Deutschlands Goldschatz wächst auf 177 Milliarden – doch die Lagerung bleibt umstritten
Deutschlands Goldschatz wächst auf 177 Milliarden – doch die Lagerung bleibt umstritten
Deutschland lagert riesige Goldreserven an mehreren Standorten – ein beträchtlicher Teil im Ausland. Der Wert dieser Bestände ist seit 2005 von 13,6 Milliarden Euro auf heute rund 177 Milliarden Euro explodiert**. Doch die Diskussion, ob das Gold im Ausland bleiben oder zurückgeholt werden sollte, reißt nicht ab.
Bundesbank-Präsident Joachim Nagel hat Forderungen nach einer Repatriierung der Reserven zurückgewiesen und betont, man vertraue auf die Sicherheit der Federal Reserve Bank of New York.

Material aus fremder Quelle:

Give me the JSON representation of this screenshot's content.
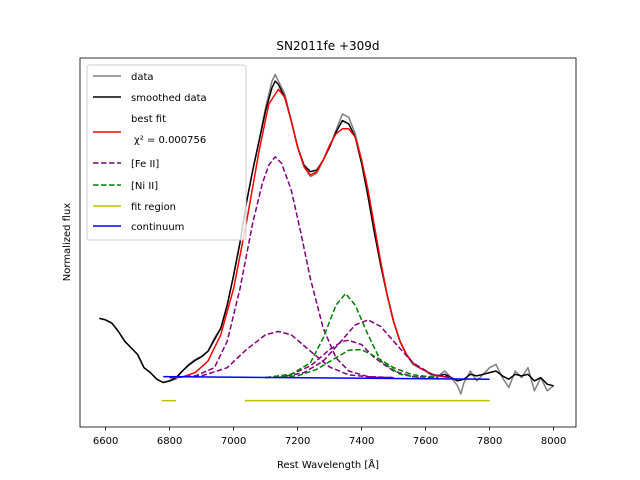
{
  "chart_data": {
    "type": "line",
    "title": "SN2011fe  +309d",
    "xlabel": "Rest Wavelength [Å]",
    "ylabel": "Normalized flux",
    "xlim": [
      6520,
      8070
    ],
    "ylim": [
      -0.12,
      1.0
    ],
    "xticks": [
      6600,
      6800,
      7000,
      7200,
      7400,
      7600,
      7800,
      8000
    ],
    "yticks_shown": false,
    "legend_position": "top-left",
    "legend": [
      {
        "key": "data",
        "label": "data",
        "color": "#808080",
        "style": "solid"
      },
      {
        "key": "smoothed",
        "label": "smoothed data",
        "color": "#000000",
        "style": "solid"
      },
      {
        "key": "best_fit",
        "label": "best fit",
        "label2": "χ² =  0.000756",
        "color": "#ff0000",
        "style": "solid"
      },
      {
        "key": "fe",
        "label": "[Fe II]",
        "color": "#800080",
        "style": "dashed"
      },
      {
        "key": "ni",
        "label": "[Ni II]",
        "color": "#008000",
        "style": "dashed"
      },
      {
        "key": "fit_region",
        "label": "fit region",
        "color": "#bfbf00",
        "style": "solid"
      },
      {
        "key": "continuum",
        "label": "continuum",
        "color": "#0000ff",
        "style": "solid"
      }
    ],
    "series": [
      {
        "name": "data",
        "color": "#808080",
        "width": 1.5,
        "points": [
          [
            6580,
            0.21
          ],
          [
            6600,
            0.205
          ],
          [
            6620,
            0.195
          ],
          [
            6640,
            0.17
          ],
          [
            6660,
            0.14
          ],
          [
            6680,
            0.12
          ],
          [
            6700,
            0.1
          ],
          [
            6720,
            0.06
          ],
          [
            6740,
            0.045
          ],
          [
            6760,
            0.025
          ],
          [
            6780,
            0.015
          ],
          [
            6800,
            0.02
          ],
          [
            6820,
            0.025
          ],
          [
            6840,
            0.05
          ],
          [
            6860,
            0.07
          ],
          [
            6880,
            0.085
          ],
          [
            6900,
            0.095
          ],
          [
            6920,
            0.11
          ],
          [
            6940,
            0.15
          ],
          [
            6960,
            0.18
          ],
          [
            6980,
            0.25
          ],
          [
            7000,
            0.34
          ],
          [
            7020,
            0.44
          ],
          [
            7040,
            0.56
          ],
          [
            7060,
            0.66
          ],
          [
            7080,
            0.75
          ],
          [
            7100,
            0.85
          ],
          [
            7120,
            0.93
          ],
          [
            7130,
            0.95
          ],
          [
            7140,
            0.93
          ],
          [
            7160,
            0.89
          ],
          [
            7180,
            0.81
          ],
          [
            7200,
            0.73
          ],
          [
            7220,
            0.67
          ],
          [
            7240,
            0.64
          ],
          [
            7260,
            0.65
          ],
          [
            7280,
            0.69
          ],
          [
            7300,
            0.73
          ],
          [
            7320,
            0.78
          ],
          [
            7340,
            0.83
          ],
          [
            7360,
            0.82
          ],
          [
            7380,
            0.77
          ],
          [
            7400,
            0.69
          ],
          [
            7420,
            0.58
          ],
          [
            7440,
            0.47
          ],
          [
            7460,
            0.37
          ],
          [
            7480,
            0.28
          ],
          [
            7500,
            0.2
          ],
          [
            7520,
            0.14
          ],
          [
            7540,
            0.1
          ],
          [
            7560,
            0.07
          ],
          [
            7580,
            0.06
          ],
          [
            7600,
            0.05
          ],
          [
            7620,
            0.035
          ],
          [
            7640,
            0.035
          ],
          [
            7660,
            0.05
          ],
          [
            7680,
            0.03
          ],
          [
            7700,
            0.005
          ],
          [
            7710,
            -0.02
          ],
          [
            7720,
            0.015
          ],
          [
            7740,
            0.05
          ],
          [
            7760,
            0.02
          ],
          [
            7780,
            0.04
          ],
          [
            7800,
            0.06
          ],
          [
            7820,
            0.07
          ],
          [
            7840,
            0.03
          ],
          [
            7860,
            0.0
          ],
          [
            7880,
            0.05
          ],
          [
            7900,
            0.03
          ],
          [
            7920,
            0.06
          ],
          [
            7940,
            -0.01
          ],
          [
            7960,
            0.03
          ],
          [
            7980,
            -0.01
          ],
          [
            8000,
            0.005
          ]
        ]
      },
      {
        "name": "smoothed data",
        "color": "#000000",
        "width": 1.5,
        "points": [
          [
            6580,
            0.21
          ],
          [
            6600,
            0.205
          ],
          [
            6620,
            0.195
          ],
          [
            6640,
            0.17
          ],
          [
            6660,
            0.14
          ],
          [
            6680,
            0.12
          ],
          [
            6700,
            0.1
          ],
          [
            6720,
            0.06
          ],
          [
            6740,
            0.045
          ],
          [
            6760,
            0.025
          ],
          [
            6780,
            0.015
          ],
          [
            6800,
            0.02
          ],
          [
            6820,
            0.03
          ],
          [
            6840,
            0.05
          ],
          [
            6860,
            0.068
          ],
          [
            6880,
            0.082
          ],
          [
            6900,
            0.093
          ],
          [
            6920,
            0.11
          ],
          [
            6940,
            0.145
          ],
          [
            6960,
            0.18
          ],
          [
            6980,
            0.25
          ],
          [
            7000,
            0.34
          ],
          [
            7020,
            0.44
          ],
          [
            7040,
            0.56
          ],
          [
            7060,
            0.66
          ],
          [
            7080,
            0.75
          ],
          [
            7100,
            0.84
          ],
          [
            7120,
            0.91
          ],
          [
            7130,
            0.93
          ],
          [
            7140,
            0.92
          ],
          [
            7160,
            0.88
          ],
          [
            7180,
            0.81
          ],
          [
            7200,
            0.73
          ],
          [
            7220,
            0.675
          ],
          [
            7240,
            0.655
          ],
          [
            7260,
            0.66
          ],
          [
            7280,
            0.69
          ],
          [
            7300,
            0.73
          ],
          [
            7320,
            0.775
          ],
          [
            7340,
            0.81
          ],
          [
            7360,
            0.8
          ],
          [
            7380,
            0.76
          ],
          [
            7400,
            0.68
          ],
          [
            7420,
            0.58
          ],
          [
            7440,
            0.47
          ],
          [
            7460,
            0.37
          ],
          [
            7480,
            0.28
          ],
          [
            7500,
            0.2
          ],
          [
            7520,
            0.14
          ],
          [
            7540,
            0.1
          ],
          [
            7560,
            0.075
          ],
          [
            7580,
            0.06
          ],
          [
            7600,
            0.05
          ],
          [
            7620,
            0.04
          ],
          [
            7640,
            0.035
          ],
          [
            7660,
            0.04
          ],
          [
            7680,
            0.03
          ],
          [
            7700,
            0.02
          ],
          [
            7720,
            0.025
          ],
          [
            7740,
            0.04
          ],
          [
            7760,
            0.035
          ],
          [
            7780,
            0.04
          ],
          [
            7800,
            0.045
          ],
          [
            7820,
            0.05
          ],
          [
            7840,
            0.035
          ],
          [
            7860,
            0.025
          ],
          [
            7880,
            0.04
          ],
          [
            7900,
            0.035
          ],
          [
            7920,
            0.04
          ],
          [
            7940,
            0.02
          ],
          [
            7960,
            0.03
          ],
          [
            7980,
            0.01
          ],
          [
            8000,
            0.005
          ]
        ]
      },
      {
        "name": "best fit",
        "color": "#ff0000",
        "width": 1.5,
        "points": [
          [
            6800,
            0.03
          ],
          [
            6840,
            0.032
          ],
          [
            6880,
            0.045
          ],
          [
            6920,
            0.08
          ],
          [
            6960,
            0.16
          ],
          [
            7000,
            0.3
          ],
          [
            7040,
            0.5
          ],
          [
            7080,
            0.72
          ],
          [
            7110,
            0.86
          ],
          [
            7140,
            0.905
          ],
          [
            7160,
            0.88
          ],
          [
            7180,
            0.81
          ],
          [
            7200,
            0.73
          ],
          [
            7220,
            0.67
          ],
          [
            7240,
            0.645
          ],
          [
            7260,
            0.655
          ],
          [
            7280,
            0.69
          ],
          [
            7300,
            0.735
          ],
          [
            7320,
            0.77
          ],
          [
            7340,
            0.785
          ],
          [
            7360,
            0.785
          ],
          [
            7380,
            0.76
          ],
          [
            7400,
            0.69
          ],
          [
            7420,
            0.6
          ],
          [
            7440,
            0.49
          ],
          [
            7460,
            0.38
          ],
          [
            7480,
            0.28
          ],
          [
            7500,
            0.2
          ],
          [
            7520,
            0.14
          ],
          [
            7540,
            0.1
          ],
          [
            7560,
            0.075
          ],
          [
            7580,
            0.06
          ],
          [
            7600,
            0.05
          ],
          [
            7620,
            0.04
          ],
          [
            7640,
            0.035
          ],
          [
            7660,
            0.032
          ],
          [
            7680,
            0.03
          ]
        ]
      },
      {
        "name": "[Fe II] 1",
        "color": "#800080",
        "width": 1.5,
        "dashed": true,
        "points": [
          [
            6800,
            0.03
          ],
          [
            6880,
            0.035
          ],
          [
            6940,
            0.06
          ],
          [
            6980,
            0.14
          ],
          [
            7020,
            0.3
          ],
          [
            7060,
            0.5
          ],
          [
            7090,
            0.62
          ],
          [
            7110,
            0.675
          ],
          [
            7130,
            0.7
          ],
          [
            7150,
            0.68
          ],
          [
            7180,
            0.6
          ],
          [
            7210,
            0.47
          ],
          [
            7240,
            0.33
          ],
          [
            7280,
            0.18
          ],
          [
            7320,
            0.09
          ],
          [
            7360,
            0.05
          ],
          [
            7420,
            0.033
          ],
          [
            7500,
            0.03
          ]
        ]
      },
      {
        "name": "[Fe II] 2",
        "color": "#800080",
        "width": 1.5,
        "dashed": true,
        "points": [
          [
            6800,
            0.03
          ],
          [
            6900,
            0.035
          ],
          [
            6980,
            0.06
          ],
          [
            7040,
            0.115
          ],
          [
            7100,
            0.16
          ],
          [
            7140,
            0.17
          ],
          [
            7180,
            0.16
          ],
          [
            7240,
            0.11
          ],
          [
            7300,
            0.062
          ],
          [
            7360,
            0.038
          ],
          [
            7440,
            0.031
          ],
          [
            7500,
            0.03
          ]
        ]
      },
      {
        "name": "[Fe II] 3",
        "color": "#800080",
        "width": 1.5,
        "dashed": true,
        "points": [
          [
            7100,
            0.03
          ],
          [
            7180,
            0.04
          ],
          [
            7240,
            0.065
          ],
          [
            7300,
            0.115
          ],
          [
            7340,
            0.14
          ],
          [
            7360,
            0.143
          ],
          [
            7400,
            0.13
          ],
          [
            7440,
            0.09
          ],
          [
            7500,
            0.05
          ],
          [
            7560,
            0.033
          ],
          [
            7640,
            0.03
          ]
        ]
      },
      {
        "name": "[Fe II] 4",
        "color": "#800080",
        "width": 1.5,
        "dashed": true,
        "points": [
          [
            7140,
            0.03
          ],
          [
            7220,
            0.045
          ],
          [
            7280,
            0.08
          ],
          [
            7340,
            0.145
          ],
          [
            7380,
            0.19
          ],
          [
            7420,
            0.205
          ],
          [
            7460,
            0.185
          ],
          [
            7500,
            0.14
          ],
          [
            7560,
            0.075
          ],
          [
            7620,
            0.04
          ],
          [
            7680,
            0.03
          ]
        ]
      },
      {
        "name": "[Ni II] 1",
        "color": "#008000",
        "width": 1.5,
        "dashed": true,
        "points": [
          [
            7100,
            0.03
          ],
          [
            7180,
            0.04
          ],
          [
            7240,
            0.075
          ],
          [
            7280,
            0.15
          ],
          [
            7320,
            0.25
          ],
          [
            7350,
            0.285
          ],
          [
            7380,
            0.25
          ],
          [
            7420,
            0.16
          ],
          [
            7460,
            0.08
          ],
          [
            7520,
            0.04
          ],
          [
            7580,
            0.03
          ]
        ]
      },
      {
        "name": "[Ni II] 2",
        "color": "#008000",
        "width": 1.5,
        "dashed": true,
        "points": [
          [
            7100,
            0.03
          ],
          [
            7200,
            0.035
          ],
          [
            7260,
            0.055
          ],
          [
            7320,
            0.09
          ],
          [
            7360,
            0.113
          ],
          [
            7400,
            0.115
          ],
          [
            7440,
            0.095
          ],
          [
            7500,
            0.06
          ],
          [
            7560,
            0.038
          ],
          [
            7640,
            0.03
          ]
        ]
      },
      {
        "name": "continuum",
        "color": "#0000ff",
        "width": 1.5,
        "points": [
          [
            6780,
            0.033
          ],
          [
            7800,
            0.025
          ]
        ]
      }
    ],
    "fit_region": {
      "color": "#bfbf00",
      "y": -0.04,
      "segments": [
        [
          6775,
          6820
        ],
        [
          7035,
          7800
        ]
      ]
    }
  }
}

Dennoch befeuern Sorgen über Kontrahentenrisiken und geopolitische Spannungen weiterhin die Debatte.
Die deutschen Goldbestände sind auf vier zentrale Lagerstätten verteilt: Frankfurt (1.710 Tonnen), New York (1.236 Tonnen), London (432 Tonnen) sowie ein kleinerer Posten in Paris (rund 10 Tonnen). Mit insgesamt etwa 3.352 Tonnen liegt das Volumen unter früheren Schätzungen von 3.550 Tonnen. Diese Aufteilung ist seit Langem umstritten – besonders vor dem Hintergrund stark gestiegener Goldpreise in den vergangenen zwei Jahrzehnten.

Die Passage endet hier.